For this section, we aim to have several views of a single scene. Using detection, description, and feature matching, we use pairs of images. With the use of the calibrated camera, the following images were taken in order.
Four items can be seen, which are both in different colors to provide more various textures. Shapes are also different from each other. The background is a bit divided into white (cabinet) and brown (floor), something that is contrasting the objects. These choices were done to aid the matching. In addition, the images were downscaled to 0.5 to decrease the use of computational resources. As expected, this had an effect on the number of points that will be detected. The more we decrease the scale of the image, the less points we will get. Although, this can be balanced by parameters such as octaves and scales. The final parameters used are 8 and 15, respectively.
For this task, we will observe four combinations: DoH + SIFT, SURF + SURF, KAZE + KAZE, SIFT + DSP-SIFT.
Also, two pairs of images will be tested and shown on the report but all possible pairs were analyzed (Images 1&2, 1&4).
For this blog post, only pair 1 (Images 1&2) is shown.

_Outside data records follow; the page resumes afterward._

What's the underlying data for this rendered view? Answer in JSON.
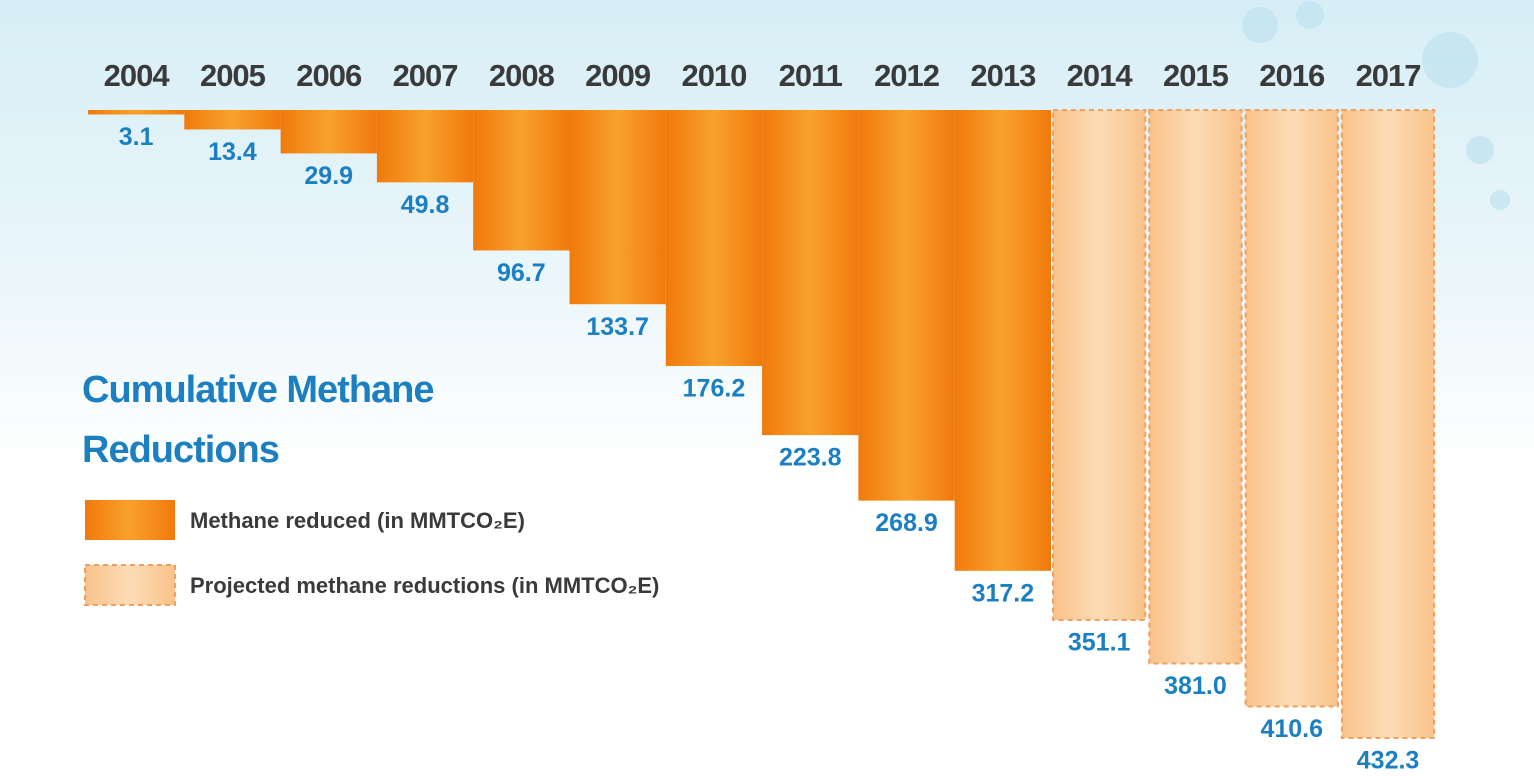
{
  "chart_data": {
    "type": "bar",
    "title": "Cumulative Methane Reductions",
    "categories": [
      "2004",
      "2005",
      "2006",
      "2007",
      "2008",
      "2009",
      "2010",
      "2011",
      "2012",
      "2013",
      "2014",
      "2015",
      "2016",
      "2017"
    ],
    "series": [
      {
        "name": "Methane reduced (in MMTCO₂E)",
        "color": "#f7931e",
        "dashed": false,
        "values": [
          3.1,
          13.4,
          29.9,
          49.8,
          96.7,
          133.7,
          176.2,
          223.8,
          268.9,
          317.2,
          null,
          null,
          null,
          null
        ],
        "value_labels": [
          "3.1",
          "13.4",
          "29.9",
          "49.8",
          "96.7",
          "133.7",
          "176.2",
          "223.8",
          "268.9",
          "317.2",
          null,
          null,
          null,
          null
        ]
      },
      {
        "name": "Projected methane reductions (in MMTCO₂E)",
        "color": "#fbd2a4",
        "dashed": true,
        "values": [
          null,
          null,
          null,
          null,
          null,
          null,
          null,
          null,
          null,
          null,
          351.1,
          381.0,
          410.6,
          432.3
        ],
        "value_labels": [
          null,
          null,
          null,
          null,
          null,
          null,
          null,
          null,
          null,
          null,
          "351.1",
          "381.0",
          "410.6",
          "432.3"
        ]
      }
    ]
  }
}
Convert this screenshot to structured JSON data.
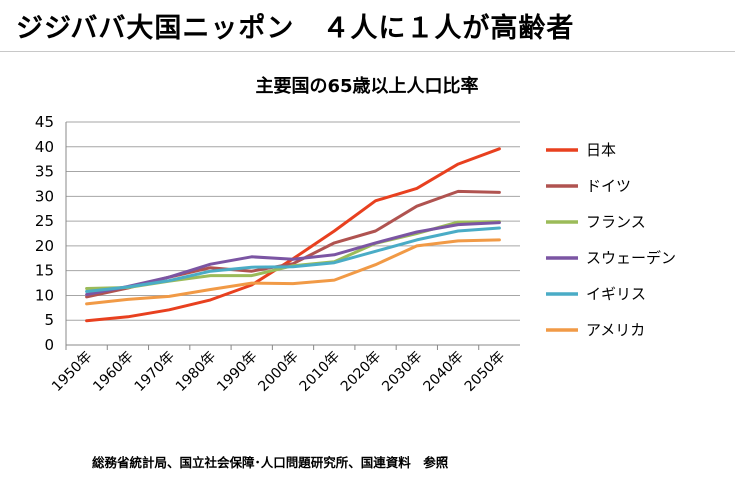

From the image above, we see that the combination SIFT + DSP SIFT was the most effective getting more points. We further prove this by quantifying the inliers shown in the table below:
Combination | Detected | Matched | Ratio |
---|---|---|---|
DoH + SIFT | 61 | 31 | 0.5082 |
SURF + SURF | 207 | 103 | 0.5024 |
KAZE + KAZE | 207 | 104 | 0.5024 |
SIFT + DSP-SIFT | 1617 | 809 | 0.5000 |
Other combinations were also able to match points but they were way lesser which we know won’t be helpful for reconstruction. To observe the performance of the inliers, we get their respective inliers. From the ratio results, we see that their performance is similar. The differences lie in the detected points.
Another evaluation was executed by checking if the epipolar line will cross the same point on the other image. We can challenge this evaluation by choosing a specific point where they do not have matching points. Therefore, we chose the corner of the small square and for uniformity, this point was checked through all the combinations. Due to the insignificant translation and rotation, the fundamental matrix performed well.
The warped images as shown above were able to show decent solutions in all cases showing the right projection as expected.
There is not much illumination variation with the used dataset. Although, the challenge comes with the texture of the floor. As we aim to reconstruct the objects found, the detector might not be able to differentiate them. Although checking the matching points, most points are focused on the objects. To verify this, we will see in the next section if this challenge is visible during the reconstruction.
The definition of a good pair for this section is the combination that maximizes the number of good matches and detected points as we need more points for reconstruction. To summarize what have we done for this section, the combinations of descriptors and detectors, along with their results, are summarized in the following table:
Combo | Quality | Quantity |
---|---|---|
DoH + SIFT | - | - |
SURF + SURF | - | + |
KAZE + KAZE | - | + |
SIFT + DSP-SIFT | + | + |
To proceed to the next section, we will use SIFT and DSP-SIFT combination. The chosen pair for the reconstruction is also Images 1 and 2 since they have the most number of matching points. Despite the limited and rescaled photos, we observe a decent amount of matching points that will be hopefully enough for reconstruction.